As a matter of fact he was only the chief figure amid a loosely-subjected crowd of ambitious military nobles. The Sikh leaders regarded the condemnation of the Prime Minister and the forced seclusion of the Queen Mother from public affairs, as a new chance for themselves. The Queen Mother perfectly understood the situation, and went to work with new machinations of amorous and political intrigue, in the hope of deriving her own advantage from the nominal supremacy of the British. When officially rebuked for the open treason talked in her darbars, she replied to the Resident with bitter irony; scarcely deigning to use the veil of a Persian idiom to disguise her arrogant claims to the sovereign power.

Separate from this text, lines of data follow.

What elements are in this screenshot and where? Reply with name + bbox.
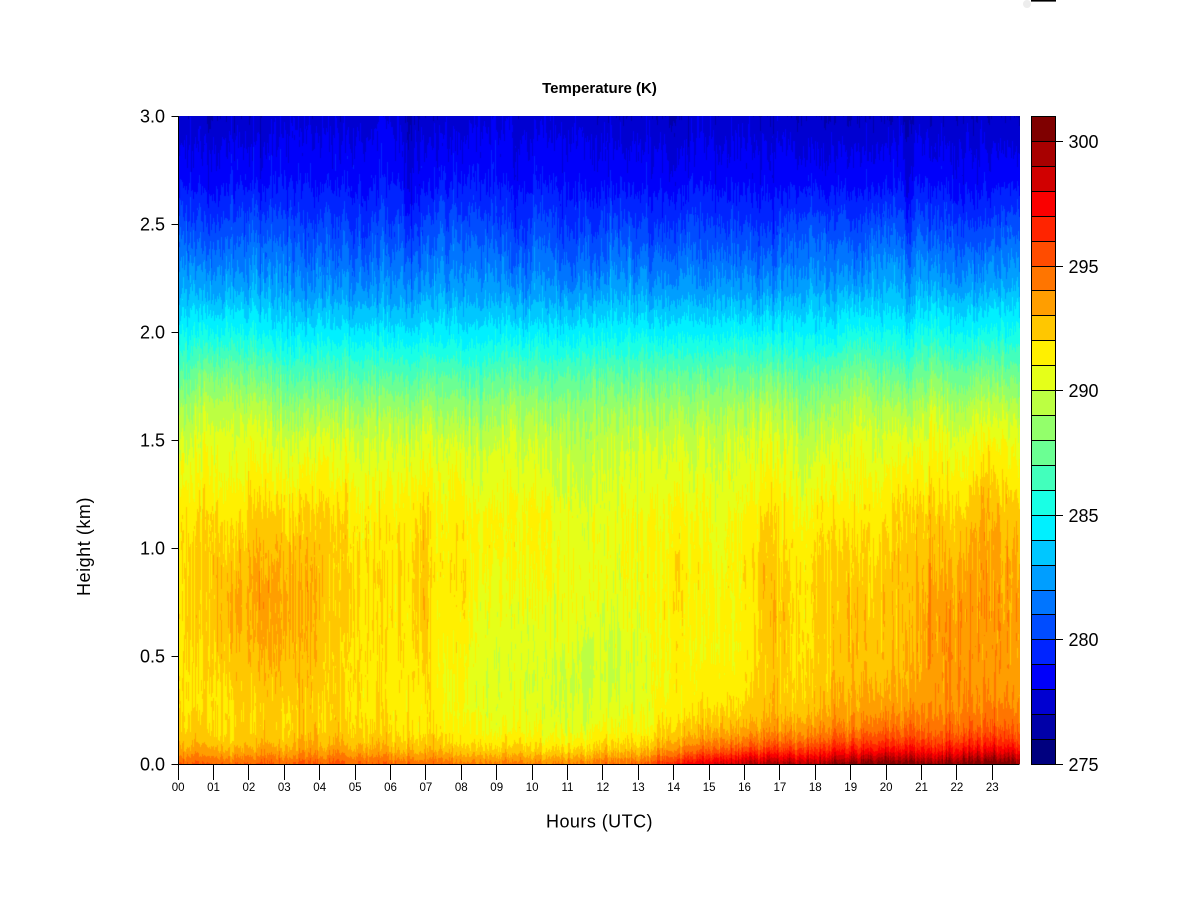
- svg-text:290: 290: [1069, 381, 1099, 401]
- svg-text:14: 14: [667, 782, 680, 794]
- svg-text:275: 275: [1069, 755, 1099, 775]
- svg-text:16: 16: [738, 782, 751, 794]
- svg-text:17: 17: [774, 782, 787, 794]
- svg-text:01: 01: [207, 782, 220, 794]
- svg-text:22: 22: [951, 782, 964, 794]
- svg-text:Temperature (K): Temperature (K): [542, 80, 657, 97]
- svg-text:Height (km): Height (km): [74, 497, 94, 596]
- svg-text:09: 09: [490, 782, 503, 794]
- svg-text:280: 280: [1069, 630, 1099, 650]
- svg-text:07: 07: [420, 782, 433, 794]
- svg-text:03: 03: [278, 782, 291, 794]
- svg-text:08: 08: [455, 782, 468, 794]
- svg-text:1.5: 1.5: [140, 431, 165, 451]
- svg-text:2.5: 2.5: [140, 215, 165, 235]
- svg-text:285: 285: [1069, 506, 1099, 526]
- svg-text:18: 18: [809, 782, 822, 794]
- svg-text:21: 21: [915, 782, 928, 794]
- svg-text:10: 10: [526, 782, 539, 794]
- svg-text:0.5: 0.5: [140, 647, 165, 667]
- svg-text:11: 11: [562, 782, 574, 794]
- svg-text:300: 300: [1069, 132, 1099, 152]
- svg-text:Hours (UTC): Hours (UTC): [546, 812, 653, 832]
- svg-text:1.0: 1.0: [140, 539, 165, 559]
- svg-text:06: 06: [384, 782, 397, 794]
- svg-text:20: 20: [880, 782, 893, 794]
- svg-text:0.0: 0.0: [140, 755, 165, 775]
- svg-text:05: 05: [349, 782, 362, 794]
- svg-text:2.0: 2.0: [140, 323, 165, 343]
- svg-text:04: 04: [313, 782, 326, 794]
- svg-text:02: 02: [243, 782, 256, 794]
- svg-text:23: 23: [986, 782, 999, 794]
- svg-text:295: 295: [1069, 257, 1099, 277]
- svg-text:00: 00: [172, 782, 185, 794]
- svg-text:19: 19: [844, 782, 857, 794]
- svg-text:3.0: 3.0: [140, 107, 165, 127]
- svg-text:12: 12: [597, 782, 610, 794]
- svg-text:13: 13: [632, 782, 645, 794]
- svg-text:15: 15: [703, 782, 716, 794]
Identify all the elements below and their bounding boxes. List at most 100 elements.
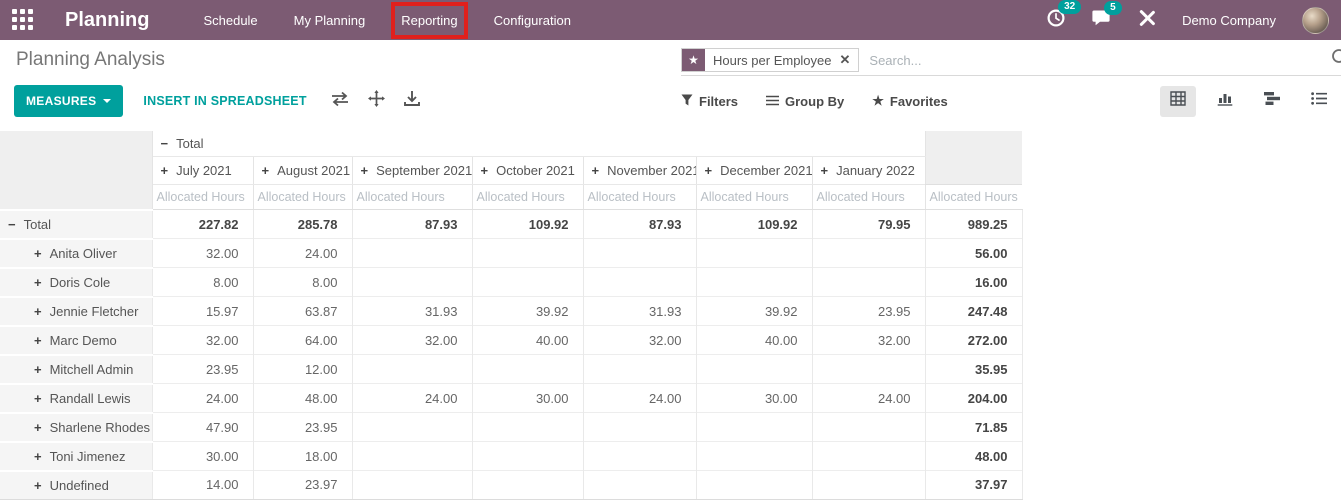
pivot-col-header[interactable]: + October 2021 [471,156,583,185]
pivot-measure-header[interactable]: Allocated Hours [582,184,696,210]
pivot-cell [471,470,583,500]
pivot-row: + Toni Jimenez 30.00 18.00 48.00 [0,440,1023,471]
facet-remove-icon[interactable]: ✕ [839,52,851,67]
pivot-row-header[interactable]: + Anita Oliver [0,237,152,268]
pivot-row-total-cell: 16.00 [924,267,1023,297]
pivot-col-header[interactable]: + January 2022 [811,156,926,185]
pivot-cell: 39.92 [695,296,812,326]
expand-all-icon[interactable] [367,90,385,112]
insert-in-spreadsheet-button[interactable]: INSERT IN SPREADSHEET [143,94,307,108]
company-switcher[interactable]: Demo Company [1182,12,1276,28]
search-icon[interactable] [1331,48,1341,72]
view-button-pivot[interactable] [1160,85,1196,117]
pivot-measure-header[interactable]: Allocated Hours [351,184,472,210]
pivot-cell [695,238,812,268]
pivot-cell [811,441,926,471]
pivot-row-total-cell: 56.00 [924,238,1023,268]
pivot-measure-header[interactable]: Allocated Hours [924,184,1023,210]
activities-button[interactable]: 32 [1046,0,1082,33]
pivot-cell [695,470,812,500]
flip-axis-icon[interactable] [331,91,349,112]
collapse-icon: − [8,216,16,232]
pivot-cell [582,470,696,500]
pivot-col-header[interactable]: + November 2021 [582,156,696,185]
list-view-icon-button[interactable] [1301,86,1337,117]
pivot-row-header[interactable]: − Total [0,208,152,239]
pivot-measure-header[interactable]: Allocated Hours [252,184,352,210]
pivot-row-header[interactable]: + Marc Demo [0,324,152,355]
menu-item-reporting[interactable]: Reporting [391,1,468,39]
pivot-cell: 87.93 [351,209,472,239]
pivot-view: − Total + July 2021 + August 2021 + September 2… [0,131,1341,500]
pivot-cell [471,267,583,297]
pivot-cell: 47.90 [151,412,253,442]
pivot-measure-header[interactable]: Allocated Hours [471,184,583,210]
pivot-measure-header[interactable]: Allocated Hours [695,184,812,210]
pivot-row: + Undefined 14.00 23.97 37.97 [0,469,1023,500]
pivot-cell: 23.95 [252,412,352,442]
apps-menu-icon[interactable] [12,8,35,32]
pivot-cell: 24.00 [151,383,253,413]
favorites-star-icon: ★ [872,93,884,108]
pivot-row-header[interactable]: + Undefined [0,469,152,500]
pivot-row-total-cell: 71.85 [924,412,1023,442]
pivot-cell [582,267,696,297]
pivot-table: − Total + July 2021 + August 2021 + September 2… [0,131,1023,500]
expand-icon: + [34,477,42,493]
menu-item-configuration[interactable]: Configuration [493,12,571,28]
search-facet: ★ Hours per Employee ✕ [681,48,860,72]
expand-icon: + [34,361,42,377]
pivot-cell [351,441,472,471]
pivot-row-total-cell: 989.25 [924,209,1023,239]
view-button-graph[interactable] [1207,86,1243,117]
collapse-icon: − [160,136,169,151]
search-input[interactable] [867,51,1323,69]
menu-item-schedule[interactable]: Schedule [203,12,258,28]
pivot-cell: 12.00 [252,354,352,384]
search-options: Filters Group By ★ Favorites [681,93,948,109]
menu-item-my-planning[interactable]: My Planning [293,12,366,28]
pivot-cell [351,412,472,442]
pivot-cell: 109.92 [471,209,583,239]
pivot-measure-header[interactable]: Allocated Hours [811,184,926,210]
pivot-row-total-cell: 37.97 [924,470,1023,500]
pivot-row: + Doris Cole 8.00 8.00 16.00 [0,266,1023,297]
app-name[interactable]: Planning [65,8,150,31]
pivot-col-header[interactable]: + July 2021 [151,156,253,185]
developer-tools-button[interactable] [1138,9,1156,32]
group-by-button[interactable]: Group By [766,94,844,109]
measures-button[interactable]: MEASURES [14,85,124,117]
messages-button[interactable]: 5 [1092,0,1122,32]
nav-menu: Schedule My Planning Reporting Configura… [203,1,571,39]
pivot-cell: 31.93 [582,296,696,326]
pivot-cell: 30.00 [471,383,583,413]
user-avatar[interactable] [1302,6,1329,34]
pivot-measure-header[interactable]: Allocated Hours [151,184,253,210]
pivot-row-header[interactable]: + Doris Cole [0,266,152,297]
page-title: Planning Analysis [16,49,165,70]
pivot-row-header[interactable]: + Jennie Fletcher [0,295,152,326]
pivot-cell: 24.00 [582,383,696,413]
pivot-cell: 64.00 [252,325,352,355]
pivot-col-group-header[interactable]: − Total [152,131,926,157]
pivot-col-header[interactable]: + December 2021 [695,156,812,185]
filter-funnel-icon [681,94,693,109]
pivot-col-header[interactable]: + September 2021 [351,156,472,185]
list-view-icon [1311,92,1327,110]
pivot-row-header[interactable]: + Randall Lewis [0,382,152,413]
pivot-actions [331,90,420,112]
pivot-row-header[interactable]: + Mitchell Admin [0,353,152,384]
pivot-row-header[interactable]: + Sharlene Rhodes [0,411,152,442]
menu-item-reporting-label: Reporting [401,12,458,28]
download-icon[interactable] [403,90,420,112]
favorites-button[interactable]: ★ Favorites [872,93,948,109]
pivot-col-header[interactable]: + August 2021 [252,156,352,185]
pivot-cell: 15.97 [151,296,253,326]
pivot-cell [811,238,926,268]
gantt-view-icon-button[interactable] [1254,86,1290,117]
filters-button[interactable]: Filters [681,94,738,109]
pivot-row-header[interactable]: + Toni Jimenez [0,440,152,471]
pivot-cell: 8.00 [151,267,253,297]
pivot-row-total-cell: 35.95 [924,354,1023,384]
pivot-cell [351,238,472,268]
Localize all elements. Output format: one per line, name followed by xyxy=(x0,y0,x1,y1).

All these elements of weakness in Lord Hardinge's well-meant arrangements in the Punjab lie open to us now. It is clear that, only a spark was wanting to set fire to the combustible materials accumulated at Lahore, and in the other capitals of the Sikh Confederacy. But the system of secrecy in which all official transactions were then shrouded in India, rendered the danger invisible to the public and the Press. 'Everything seems to favour the new ruler,' said one journalist. 'India is in the full enjoyment of a peace which, humanly speaking, there seems nothing to disturb[1].'

  1. The Morning Herald, quoted in Sir Edwin Arnold's Dalhousie's Administration of British India, vol. i, p. 58, footnote, ed. 1862.